The short answer is: it depends. Most neobanks do not hold a banking license themselves. Instead, they partner with a licensed bank that holds your deposits. For example, Monzo holds deposits in a ringfenced account at a partner bank. In such cases, your money is protected by the FSCS through the partner bank, up to the standard limit. However, if the neobank itself fails (but not the partner bank), your deposits may still be safe because they are held separately. Conversely, if the partner bank fails, the FSCS protection applies directly.

Check Your Neobank's Structure

To know if your neobank is FSCS protected, review its terms and conditions or FAQ section. Look for statements like “Your deposits are held with [Partner Bank] and are FSCS protected up to £85,000.” If you see this, you are covered. If not, your money may not be covered by any deposit insurance scheme.

How to Verify FSCS Protection for Your Neobank

Follow these steps to confirm your neobank is protected:

  • Check the FSCS register: The FSCS website lists all protected firms. If your neobank or its partner bank appears, your deposits are covered.
  • Read the fine print: Neobanks often explicitly state how deposits are safeguarded. Look for mentions of “ringfencing” or “safeguarding.”
  • Contact customer support: Ask directly whether your deposits are held with a licensed bank and if they are covered by a deposit insurance scheme.
  • Check your statements: Some neobanks show the partner bank’s name on your account statements or direct debit details.

What Happens if a Neobank Fails?

If a neobank fails (e.g., goes bankrupt) but its partner bank is still operating, your deposits are typically safe because they are held separately.
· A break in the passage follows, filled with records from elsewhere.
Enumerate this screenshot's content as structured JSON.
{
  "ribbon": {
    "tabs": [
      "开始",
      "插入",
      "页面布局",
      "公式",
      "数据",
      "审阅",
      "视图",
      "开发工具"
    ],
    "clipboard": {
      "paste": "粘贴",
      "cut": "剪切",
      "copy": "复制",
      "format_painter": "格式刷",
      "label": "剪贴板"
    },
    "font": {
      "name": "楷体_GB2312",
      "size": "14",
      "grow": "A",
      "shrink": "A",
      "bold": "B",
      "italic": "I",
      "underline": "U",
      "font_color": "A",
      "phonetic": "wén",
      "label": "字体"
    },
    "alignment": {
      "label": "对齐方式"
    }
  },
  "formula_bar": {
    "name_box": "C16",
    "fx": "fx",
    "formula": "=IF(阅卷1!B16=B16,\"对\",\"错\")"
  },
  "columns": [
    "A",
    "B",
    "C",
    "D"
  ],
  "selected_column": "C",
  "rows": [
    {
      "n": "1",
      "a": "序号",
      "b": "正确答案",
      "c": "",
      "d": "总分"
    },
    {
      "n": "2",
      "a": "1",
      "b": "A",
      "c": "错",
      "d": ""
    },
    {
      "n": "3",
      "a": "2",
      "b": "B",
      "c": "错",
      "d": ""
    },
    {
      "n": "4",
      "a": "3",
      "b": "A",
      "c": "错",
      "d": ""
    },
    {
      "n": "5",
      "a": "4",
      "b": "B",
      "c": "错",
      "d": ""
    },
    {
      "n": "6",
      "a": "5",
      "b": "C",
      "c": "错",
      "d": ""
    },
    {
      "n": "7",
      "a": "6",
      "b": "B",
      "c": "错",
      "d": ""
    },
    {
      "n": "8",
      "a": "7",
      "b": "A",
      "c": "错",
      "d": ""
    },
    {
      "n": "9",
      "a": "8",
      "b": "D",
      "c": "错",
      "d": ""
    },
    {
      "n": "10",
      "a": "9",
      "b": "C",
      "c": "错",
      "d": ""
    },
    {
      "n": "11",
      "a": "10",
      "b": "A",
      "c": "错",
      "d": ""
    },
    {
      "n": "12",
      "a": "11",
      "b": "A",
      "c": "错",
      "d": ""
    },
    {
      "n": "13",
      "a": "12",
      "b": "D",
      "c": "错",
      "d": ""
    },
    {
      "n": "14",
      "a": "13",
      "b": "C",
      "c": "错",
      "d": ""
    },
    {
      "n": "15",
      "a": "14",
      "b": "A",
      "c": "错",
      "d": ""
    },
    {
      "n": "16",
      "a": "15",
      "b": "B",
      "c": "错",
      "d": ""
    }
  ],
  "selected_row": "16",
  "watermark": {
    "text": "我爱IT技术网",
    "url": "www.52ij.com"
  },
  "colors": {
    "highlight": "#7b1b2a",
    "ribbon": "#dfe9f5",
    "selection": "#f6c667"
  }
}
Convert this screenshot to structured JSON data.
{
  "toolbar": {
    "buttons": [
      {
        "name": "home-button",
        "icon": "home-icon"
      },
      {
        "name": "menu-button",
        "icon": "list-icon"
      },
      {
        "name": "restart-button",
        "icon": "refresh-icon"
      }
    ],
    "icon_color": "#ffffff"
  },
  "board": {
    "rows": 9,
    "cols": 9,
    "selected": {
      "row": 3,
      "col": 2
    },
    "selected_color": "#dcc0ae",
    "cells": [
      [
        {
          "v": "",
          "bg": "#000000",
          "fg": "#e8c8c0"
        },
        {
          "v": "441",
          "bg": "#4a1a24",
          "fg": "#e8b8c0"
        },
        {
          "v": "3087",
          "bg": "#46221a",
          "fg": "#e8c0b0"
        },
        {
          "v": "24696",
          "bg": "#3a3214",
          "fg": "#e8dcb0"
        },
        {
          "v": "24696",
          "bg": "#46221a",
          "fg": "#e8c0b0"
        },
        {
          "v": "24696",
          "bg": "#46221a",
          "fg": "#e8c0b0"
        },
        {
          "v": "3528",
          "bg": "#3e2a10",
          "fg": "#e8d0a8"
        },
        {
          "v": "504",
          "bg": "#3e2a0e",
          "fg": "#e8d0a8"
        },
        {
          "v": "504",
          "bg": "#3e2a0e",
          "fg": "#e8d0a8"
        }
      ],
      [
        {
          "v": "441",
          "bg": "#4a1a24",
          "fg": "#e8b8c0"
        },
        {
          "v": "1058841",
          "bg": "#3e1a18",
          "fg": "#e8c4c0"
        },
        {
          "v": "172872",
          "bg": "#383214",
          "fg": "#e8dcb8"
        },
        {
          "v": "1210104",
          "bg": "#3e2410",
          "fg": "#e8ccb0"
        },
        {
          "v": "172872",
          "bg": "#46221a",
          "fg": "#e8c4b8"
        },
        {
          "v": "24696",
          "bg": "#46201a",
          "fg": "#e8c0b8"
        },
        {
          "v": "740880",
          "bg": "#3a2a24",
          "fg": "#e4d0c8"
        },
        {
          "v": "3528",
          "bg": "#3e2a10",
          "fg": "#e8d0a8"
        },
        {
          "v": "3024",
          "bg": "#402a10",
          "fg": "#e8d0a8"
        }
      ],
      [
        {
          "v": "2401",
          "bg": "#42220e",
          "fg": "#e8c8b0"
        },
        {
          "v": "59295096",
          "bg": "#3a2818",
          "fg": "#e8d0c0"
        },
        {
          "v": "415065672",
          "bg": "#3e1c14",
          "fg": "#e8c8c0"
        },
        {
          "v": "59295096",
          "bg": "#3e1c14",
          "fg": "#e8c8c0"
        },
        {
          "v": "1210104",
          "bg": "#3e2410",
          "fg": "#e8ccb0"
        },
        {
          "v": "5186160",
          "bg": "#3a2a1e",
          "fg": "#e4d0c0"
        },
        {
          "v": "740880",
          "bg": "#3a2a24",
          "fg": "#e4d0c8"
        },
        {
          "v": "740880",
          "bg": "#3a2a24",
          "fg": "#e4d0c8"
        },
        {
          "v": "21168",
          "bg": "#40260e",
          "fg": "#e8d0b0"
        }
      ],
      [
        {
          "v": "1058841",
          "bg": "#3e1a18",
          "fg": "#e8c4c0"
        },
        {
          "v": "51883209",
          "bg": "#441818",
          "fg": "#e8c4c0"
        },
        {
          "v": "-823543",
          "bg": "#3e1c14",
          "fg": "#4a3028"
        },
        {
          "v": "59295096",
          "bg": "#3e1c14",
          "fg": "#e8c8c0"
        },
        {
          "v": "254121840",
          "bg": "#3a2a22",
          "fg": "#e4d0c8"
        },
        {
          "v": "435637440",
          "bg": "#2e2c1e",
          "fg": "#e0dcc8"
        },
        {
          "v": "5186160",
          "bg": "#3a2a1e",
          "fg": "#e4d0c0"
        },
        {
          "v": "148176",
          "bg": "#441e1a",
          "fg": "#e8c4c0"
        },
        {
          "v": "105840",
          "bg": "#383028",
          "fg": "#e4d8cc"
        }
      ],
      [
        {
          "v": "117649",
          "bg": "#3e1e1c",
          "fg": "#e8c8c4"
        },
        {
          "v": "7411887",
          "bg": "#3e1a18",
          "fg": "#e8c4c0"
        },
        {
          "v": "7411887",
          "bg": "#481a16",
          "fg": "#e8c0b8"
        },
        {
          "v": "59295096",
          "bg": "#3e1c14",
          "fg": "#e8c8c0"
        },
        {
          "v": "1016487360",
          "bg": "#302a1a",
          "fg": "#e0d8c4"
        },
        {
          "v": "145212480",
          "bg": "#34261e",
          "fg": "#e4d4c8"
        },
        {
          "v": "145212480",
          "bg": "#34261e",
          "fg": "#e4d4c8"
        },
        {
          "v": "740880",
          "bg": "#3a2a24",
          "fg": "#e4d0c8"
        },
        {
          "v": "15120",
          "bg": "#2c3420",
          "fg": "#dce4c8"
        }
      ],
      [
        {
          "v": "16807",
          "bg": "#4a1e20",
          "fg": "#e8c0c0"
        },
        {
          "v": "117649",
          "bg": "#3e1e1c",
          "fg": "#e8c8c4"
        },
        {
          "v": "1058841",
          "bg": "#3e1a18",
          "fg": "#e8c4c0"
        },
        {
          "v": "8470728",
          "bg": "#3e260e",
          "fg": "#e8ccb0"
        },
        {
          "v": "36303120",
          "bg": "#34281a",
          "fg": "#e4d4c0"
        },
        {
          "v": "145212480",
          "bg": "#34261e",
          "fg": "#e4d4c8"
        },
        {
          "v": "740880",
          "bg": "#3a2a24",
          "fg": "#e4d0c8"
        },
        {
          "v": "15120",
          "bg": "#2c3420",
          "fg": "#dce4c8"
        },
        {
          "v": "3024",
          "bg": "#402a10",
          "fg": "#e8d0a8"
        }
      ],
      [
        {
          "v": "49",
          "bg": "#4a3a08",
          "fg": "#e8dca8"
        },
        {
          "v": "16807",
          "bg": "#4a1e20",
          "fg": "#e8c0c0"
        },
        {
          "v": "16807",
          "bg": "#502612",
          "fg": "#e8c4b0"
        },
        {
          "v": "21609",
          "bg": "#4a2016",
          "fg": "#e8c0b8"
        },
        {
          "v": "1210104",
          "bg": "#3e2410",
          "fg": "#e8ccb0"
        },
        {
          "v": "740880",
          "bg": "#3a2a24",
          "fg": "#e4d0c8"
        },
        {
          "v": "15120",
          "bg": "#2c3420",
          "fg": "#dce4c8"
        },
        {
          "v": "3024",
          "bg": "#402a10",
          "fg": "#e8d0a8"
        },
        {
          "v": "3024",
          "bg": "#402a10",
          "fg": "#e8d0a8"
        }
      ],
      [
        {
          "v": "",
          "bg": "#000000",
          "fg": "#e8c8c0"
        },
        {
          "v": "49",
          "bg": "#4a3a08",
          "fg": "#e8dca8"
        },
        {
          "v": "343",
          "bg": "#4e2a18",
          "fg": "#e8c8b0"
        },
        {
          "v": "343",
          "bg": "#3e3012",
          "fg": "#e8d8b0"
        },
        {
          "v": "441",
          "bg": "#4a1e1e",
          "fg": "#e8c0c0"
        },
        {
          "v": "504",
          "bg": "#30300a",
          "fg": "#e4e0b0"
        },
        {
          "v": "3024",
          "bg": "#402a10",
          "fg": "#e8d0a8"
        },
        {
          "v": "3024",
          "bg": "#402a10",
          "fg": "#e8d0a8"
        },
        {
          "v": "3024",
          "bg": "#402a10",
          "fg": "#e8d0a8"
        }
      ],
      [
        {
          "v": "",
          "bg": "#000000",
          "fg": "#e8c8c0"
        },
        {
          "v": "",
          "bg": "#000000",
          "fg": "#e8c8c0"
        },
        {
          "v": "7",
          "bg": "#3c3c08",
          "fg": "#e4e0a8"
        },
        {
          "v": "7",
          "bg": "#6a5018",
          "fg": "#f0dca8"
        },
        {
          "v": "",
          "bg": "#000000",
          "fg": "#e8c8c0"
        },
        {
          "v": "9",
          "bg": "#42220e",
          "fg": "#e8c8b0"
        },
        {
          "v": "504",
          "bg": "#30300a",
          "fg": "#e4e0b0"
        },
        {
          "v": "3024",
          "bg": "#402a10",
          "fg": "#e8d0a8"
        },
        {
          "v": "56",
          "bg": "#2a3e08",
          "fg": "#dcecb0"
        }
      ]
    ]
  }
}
The partner bank will continue to hold those deposits, and you’ll still have access to your money. If the partner bank fails as well, the FSCS will step in and compensate you up to £85,000. However, if the neobank has not segregated funds properly, there is a risk. Always choose neobanks that clearly follow regulatory safeguarding requirements.

Differences Between Neobanks and Traditional Banks for Deposit Protection

Traditional banks typically hold a full banking license and are directly covered by the FSCS. Neobanks often rely on partnerships, which adds a layer of complexity. The key difference is that with a traditional bank, your protection is straightforward and directly with that institution. With a neobank, you need to trust that the partner bank remains solvent and that the neobank is following safeguarding rules. That said, many reputable neobanks are as safe as traditional banks when it comes to deposit protection.
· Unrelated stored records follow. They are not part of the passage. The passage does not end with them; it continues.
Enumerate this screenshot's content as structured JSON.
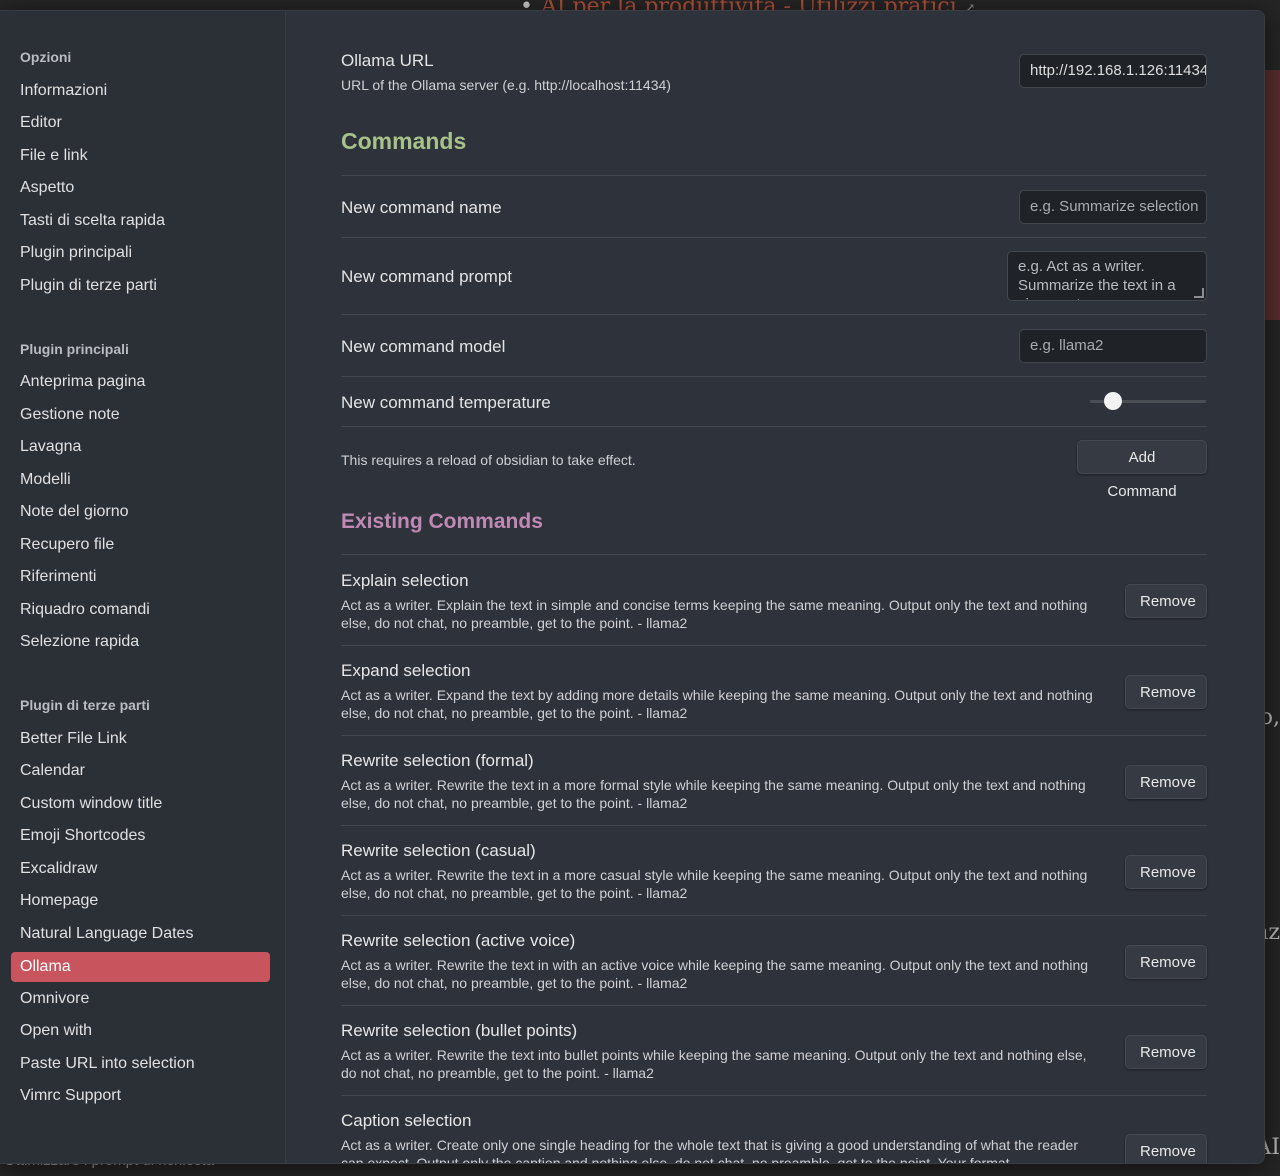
{
  "background": {
    "heading": "AI per la produttività - Utilizzi pratici",
    "frag_1": "o,",
    "frag_2": "nz",
    "frag_3": "AI",
    "bottom_text": "Ottimizzare i prompt di richiesta"
  },
  "sidebar": {
    "sections": [
      {
        "title": "Opzioni",
        "items": [
          "Informazioni",
          "Editor",
          "File e link",
          "Aspetto",
          "Tasti di scelta rapida",
          "Plugin principali",
          "Plugin di terze parti"
        ]
      },
      {
        "title": "Plugin principali",
        "items": [
          "Anteprima pagina",
          "Gestione note",
          "Lavagna",
          "Modelli",
          "Note del giorno",
          "Recupero file",
          "Riferimenti",
          "Riquadro comandi",
          "Selezione rapida"
        ]
      },
      {
        "title": "Plugin di terze parti",
        "items": [
          "Better File Link",
          "Calendar",
          "Custom window title",
          "Emoji Shortcodes",
          "Excalidraw",
          "Homepage",
          "Natural Language Dates",
          "Ollama",
          "Omnivore",
          "Open with",
          "Paste URL into selection",
          "Vimrc Support"
        ]
      }
    ],
    "active": "Ollama"
  },
  "settings": {
    "ollama_url": {
      "name": "Ollama URL",
      "desc": "URL of the Ollama server (e.g. http://localhost:11434)",
      "value": "http://192.168.1.126:11434"
    },
    "commands_heading": "Commands",
    "new_name": {
      "name": "New command name",
      "placeholder": "e.g. Summarize selection"
    },
    "new_prompt": {
      "name": "New command prompt",
      "placeholder": "e.g. Act as a writer. Summarize the text in a view sentences highlighting the key takeaways."
    },
    "new_model": {
      "name": "New command model",
      "placeholder": "e.g. llama2"
    },
    "new_temperature": {
      "name": "New command temperature",
      "value": 0.2
    },
    "reload_note": "This requires a reload of obsidian to take effect.",
    "add_button": "Add Command",
    "existing_heading": "Existing Commands",
    "remove_label": "Remove"
  },
  "commands": [
    {
      "name": "Explain selection",
      "desc": "Act as a writer. Explain the text in simple and concise terms keeping the same meaning. Output only the text and nothing else, do not chat, no preamble, get to the point. - llama2"
    },
    {
      "name": "Expand selection",
      "desc": "Act as a writer. Expand the text by adding more details while keeping the same meaning. Output only the text and nothing else, do not chat, no preamble, get to the point. - llama2"
    },
    {
      "name": "Rewrite selection (formal)",
      "desc": "Act as a writer. Rewrite the text in a more formal style while keeping the same meaning. Output only the text and nothing else, do not chat, no preamble, get to the point. - llama2"
    },
    {
      "name": "Rewrite selection (casual)",
      "desc": "Act as a writer. Rewrite the text in a more casual style while keeping the same meaning. Output only the text and nothing else, do not chat, no preamble, get to the point. - llama2"
    },
    {
      "name": "Rewrite selection (active voice)",
      "desc": "Act as a writer. Rewrite the text in with an active voice while keeping the same meaning. Output only the text and nothing else, do not chat, no preamble, get to the point. - llama2"
    },
    {
      "name": "Rewrite selection (bullet points)",
      "desc": "Act as a writer. Rewrite the text into bullet points while keeping the same meaning. Output only the text and nothing else, do not chat, no preamble, get to the point. - llama2"
    },
    {
      "name": "Caption selection",
      "desc": "Act as a writer. Create only one single heading for the whole text that is giving a good understanding of what the reader can expect. Output only the caption and nothing else, do not chat, no preamble, get to the point. Your format"
    }
  ],
  "icons": {
    "close": "close-icon",
    "external_link": "external-link-icon"
  },
  "colors": {
    "accent": "#c8555e",
    "commands_heading": "#a6c28a",
    "existing_heading": "#c089b4"
  }
}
Tips for Keeping Your Money Safe in a Neobank

  • Stay within the coverage limit: Keep deposits under the FSCS limit per institution to ensure full protection.
  • Diversify: If you have more than £85,000, spread it across multiple banks (or neobanks with different partner banks) to maximize coverage.
  • Use regulated neobanks: Choose neobanks that are registered with financial authorities like the FCA in the UK or equivalent in your country.
  • Monitor changes: Bank partnerships can change. Regularly check your neobank’s updates regarding their safeguarding arrangement.

Global Perspective on Deposit Insurance for Neobanks

While this guide focuses on the FSCS, similar principles apply in other countries. The European Union has Deposit Guarantee Schemes (DGS) covering up to €100,000. In the US, the FDIC covers up to $250,000 per depositor. In Australia, the Financial Claims Scheme protects up to AUD 250,000. Always check the local deposit insurance scheme and whether your neobank is covered by it. If you are a citizen of one country but using a neobank based in another, find out which scheme applies.

Conclusion

Neobanks can be FSCS protected, but only if they partner with a licensed bank that is covered by the scheme. Before entrusting your money to a digital bank, verify its protection status. Deposit insurance is a safety net, but understanding how it works for neobanks ensures you can enjoy the benefits of digital banking without unnecessary risk.